Mont-Cenis Academy in Herne, Germany - Mont-Cenis Academy is an architecturally unique complex constructed underneath a gigantic glass cover with a length of 180 m, a width of 72 m and a height of 16 m is built on abandoned coal fields in Sodingen, Germany. Enclosed within the glass greenhouse like envelope is of a village like cluster of buildings; a community center, government offices, a civil-service training center, a library and a hotel. This 123,200-square-foot clear-glass greenhouse structure creates a mild microclimate more in line with the south of France than northern Germany, reducing construction costs and energy use while turning a polluted former industrial mining site into a new center for working, living and learning[i] Two envelop structure results in lower construction costs for the buildings within the shell and less energy use.

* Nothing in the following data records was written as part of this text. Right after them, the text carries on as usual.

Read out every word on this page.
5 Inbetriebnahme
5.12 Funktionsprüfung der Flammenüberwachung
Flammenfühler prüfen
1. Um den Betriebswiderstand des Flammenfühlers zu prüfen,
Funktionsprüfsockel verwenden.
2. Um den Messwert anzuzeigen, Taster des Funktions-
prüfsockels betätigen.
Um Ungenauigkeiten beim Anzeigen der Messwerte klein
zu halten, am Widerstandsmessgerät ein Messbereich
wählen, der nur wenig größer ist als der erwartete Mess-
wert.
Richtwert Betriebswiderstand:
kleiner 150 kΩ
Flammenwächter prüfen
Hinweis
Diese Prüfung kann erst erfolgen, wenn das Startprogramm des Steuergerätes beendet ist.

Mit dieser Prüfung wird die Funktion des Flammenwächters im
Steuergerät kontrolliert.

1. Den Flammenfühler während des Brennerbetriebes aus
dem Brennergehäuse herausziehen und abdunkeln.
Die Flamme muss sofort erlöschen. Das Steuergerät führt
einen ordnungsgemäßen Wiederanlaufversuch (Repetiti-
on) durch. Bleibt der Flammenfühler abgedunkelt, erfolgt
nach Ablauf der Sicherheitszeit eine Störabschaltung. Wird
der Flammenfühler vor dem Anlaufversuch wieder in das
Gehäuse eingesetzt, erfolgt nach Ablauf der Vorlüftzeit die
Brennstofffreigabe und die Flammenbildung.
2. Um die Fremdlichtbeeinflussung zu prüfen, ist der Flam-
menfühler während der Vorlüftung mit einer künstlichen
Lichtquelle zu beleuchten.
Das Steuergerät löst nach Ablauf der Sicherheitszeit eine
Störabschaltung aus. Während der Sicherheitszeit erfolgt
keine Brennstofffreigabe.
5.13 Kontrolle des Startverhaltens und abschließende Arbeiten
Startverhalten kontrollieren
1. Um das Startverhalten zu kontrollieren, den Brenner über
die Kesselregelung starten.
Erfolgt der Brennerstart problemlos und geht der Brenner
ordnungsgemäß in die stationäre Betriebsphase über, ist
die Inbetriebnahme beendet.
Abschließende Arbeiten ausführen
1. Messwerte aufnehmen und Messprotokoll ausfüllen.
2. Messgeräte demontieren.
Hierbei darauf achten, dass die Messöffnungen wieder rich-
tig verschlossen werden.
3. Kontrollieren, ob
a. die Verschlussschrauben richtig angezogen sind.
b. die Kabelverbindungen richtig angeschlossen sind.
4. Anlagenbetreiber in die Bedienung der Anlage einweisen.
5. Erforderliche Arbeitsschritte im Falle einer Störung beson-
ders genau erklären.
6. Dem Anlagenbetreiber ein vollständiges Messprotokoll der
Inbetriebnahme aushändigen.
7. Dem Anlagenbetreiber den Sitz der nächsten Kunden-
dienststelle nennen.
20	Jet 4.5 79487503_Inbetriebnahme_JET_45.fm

In winter, concrete and gravel floors serve as a heat sink, while heat-recovery units pull warm exhaust air from the conditioned spaces. In summer, louvered openings in the glass structure's lower quadrants bring in cool air, while warm air is expelled through roof vents. There is no air conditioning. Heat-recovery units pull warm exhaust air from the conditioned spaces. Rainwater collected from the roof is used to clean the roof, flush toilets and water
lawns. Onsite distribute power energy systems produce two and a half times the energy that the complex needs. Power is all renewable. 750,000 KW/year comes from solar—the largest use of PVs in Germany. Back this system up are two cogeneration plant modules use methane gas released from former mining shafts on site to create additional electricity and heat
Bogota’s Car-Mitigation Campaign - ENRIQUE PEÑALOSA says when he was elected mayor of Bogotá and went to city hall, he was handed a transportation study that said the most important thing the city could do was to build an elevated highway at a cost of $600 million. Instead a comprehensive plan was put in place. Penalosa says “We're telling people, You are important-not because you're rich or because you have a Ph.D., but because you are human. If people are treated as special, as sacred even, they behave that way. This creates a different kind of society (ENRIQUE PEÑALOSA MAKING A HAPPY CITY YES MAGAZINE).” Every Sunday 120 kilometers of roads are closed to motor vehicles for seven hours and a million and a half people of all ages and incomes come out to ride bicycles, jog, and simply gather with others in community. People are getting out of their cars and interacting with people more. Results have included a reduction in crime; a change in attitude toward the city and other people; less air pollution; less time sitting in traffic; and more time for people to be productive and enjoy themselves. Penalosa says that given limited resources of Bogota as a Third World city, they have to invent other ways to measure success, and that could be in terms of happiness. Investing in attractive public spaces that validate the experiences and realities of pedestrians from all walks of life is an important way to lead us to a society that is not only more equal but also much happier. A successful city is not defined by its per capita GDP so much as “how much time children spend with their grandparents, or the ways in which we are able to enjoy our friendships, or how many times people smile during the week,” concludes Mayor Panalosa.
[i] Architectural Record, Dec 99, p 199, by Claire Downey and Wendy Talarico)
References:
Green Urbanism: Learning from European Cities (Island Press, 2000).